The rules around video game streaming and video rights are a bit of a murky area online, with different people and companies arguing that it’s fair use from the video creators, that it diminishes or amplifies game visibility and sales, and whether or not it should be considered a transformative work.
While Nintendo have allowed game streaming and videos, they’ve only allowed these to be monetised when going through the onerous Nintendo Creators Program, which required approval and content requirements, while also giving Nintendo a 30% cut of the ad revenue. Thankfully they’re loosening their grip with the closure of this program at the end of 2018 and the publishing of new guidelines.
Now anyone can upload and monetise videos featuring their games, but the rules are still more stringent than some other publishers. Nintendo “encourage” you to add some commentary, as simply streaming the game and the game alone is not allowed – the exception to this is when sharing via the Capture button on Switch.

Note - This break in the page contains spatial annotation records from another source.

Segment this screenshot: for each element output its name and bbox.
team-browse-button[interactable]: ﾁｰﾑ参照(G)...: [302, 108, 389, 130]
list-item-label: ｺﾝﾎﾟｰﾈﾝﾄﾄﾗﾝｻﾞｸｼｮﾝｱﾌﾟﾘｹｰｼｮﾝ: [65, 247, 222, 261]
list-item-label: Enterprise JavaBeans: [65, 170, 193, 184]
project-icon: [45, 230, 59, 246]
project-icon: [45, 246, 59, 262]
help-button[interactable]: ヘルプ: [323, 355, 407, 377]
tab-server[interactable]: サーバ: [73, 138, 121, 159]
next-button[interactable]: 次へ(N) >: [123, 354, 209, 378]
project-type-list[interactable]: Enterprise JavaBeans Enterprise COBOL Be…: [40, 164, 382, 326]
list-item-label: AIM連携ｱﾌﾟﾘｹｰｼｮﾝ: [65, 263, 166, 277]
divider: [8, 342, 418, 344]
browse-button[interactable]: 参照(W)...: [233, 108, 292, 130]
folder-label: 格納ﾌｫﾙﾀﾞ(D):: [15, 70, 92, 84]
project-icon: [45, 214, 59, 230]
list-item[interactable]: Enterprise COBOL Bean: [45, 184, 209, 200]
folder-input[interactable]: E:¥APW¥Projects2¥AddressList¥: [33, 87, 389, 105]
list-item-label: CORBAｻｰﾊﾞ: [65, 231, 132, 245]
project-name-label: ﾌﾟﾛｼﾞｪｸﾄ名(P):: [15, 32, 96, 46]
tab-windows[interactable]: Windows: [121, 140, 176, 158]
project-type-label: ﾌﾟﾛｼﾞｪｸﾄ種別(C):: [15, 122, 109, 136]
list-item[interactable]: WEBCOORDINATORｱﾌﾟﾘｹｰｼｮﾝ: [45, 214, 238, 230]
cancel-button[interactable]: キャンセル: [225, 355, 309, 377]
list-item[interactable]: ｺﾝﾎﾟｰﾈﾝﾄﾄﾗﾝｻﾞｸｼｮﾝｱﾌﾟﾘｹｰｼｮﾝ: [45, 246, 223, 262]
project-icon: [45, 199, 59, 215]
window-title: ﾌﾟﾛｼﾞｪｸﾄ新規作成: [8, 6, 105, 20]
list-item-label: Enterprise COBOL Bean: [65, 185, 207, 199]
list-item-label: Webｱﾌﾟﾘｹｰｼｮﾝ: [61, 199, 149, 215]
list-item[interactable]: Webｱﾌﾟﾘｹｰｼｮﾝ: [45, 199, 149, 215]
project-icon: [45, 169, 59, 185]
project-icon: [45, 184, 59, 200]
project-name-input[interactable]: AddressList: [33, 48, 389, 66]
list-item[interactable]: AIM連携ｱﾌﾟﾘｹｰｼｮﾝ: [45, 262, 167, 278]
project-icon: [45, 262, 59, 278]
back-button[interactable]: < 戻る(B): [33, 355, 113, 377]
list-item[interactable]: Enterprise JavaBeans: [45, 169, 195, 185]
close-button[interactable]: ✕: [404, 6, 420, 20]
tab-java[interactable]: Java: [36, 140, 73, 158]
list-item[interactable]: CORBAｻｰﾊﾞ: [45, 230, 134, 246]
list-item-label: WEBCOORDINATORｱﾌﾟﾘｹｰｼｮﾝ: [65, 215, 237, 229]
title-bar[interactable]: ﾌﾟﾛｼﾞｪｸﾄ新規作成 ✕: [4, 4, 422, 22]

And as is completely fair, Nintendo note that they will contest and remove any content that is unlawful and not following these guidelines. That includes, unsurprisingly, a ban on using game content that has been officially released by Nintendo. All those leaked cutscenes from Super Smash Bros. Ultimate? There’s a reason they got pulled as quickly as they did.
It’s a good step forward by Nintendo, though not as lenient as some other companies, and follows a relatively common sense application of laws surrounding fair use and transformative works.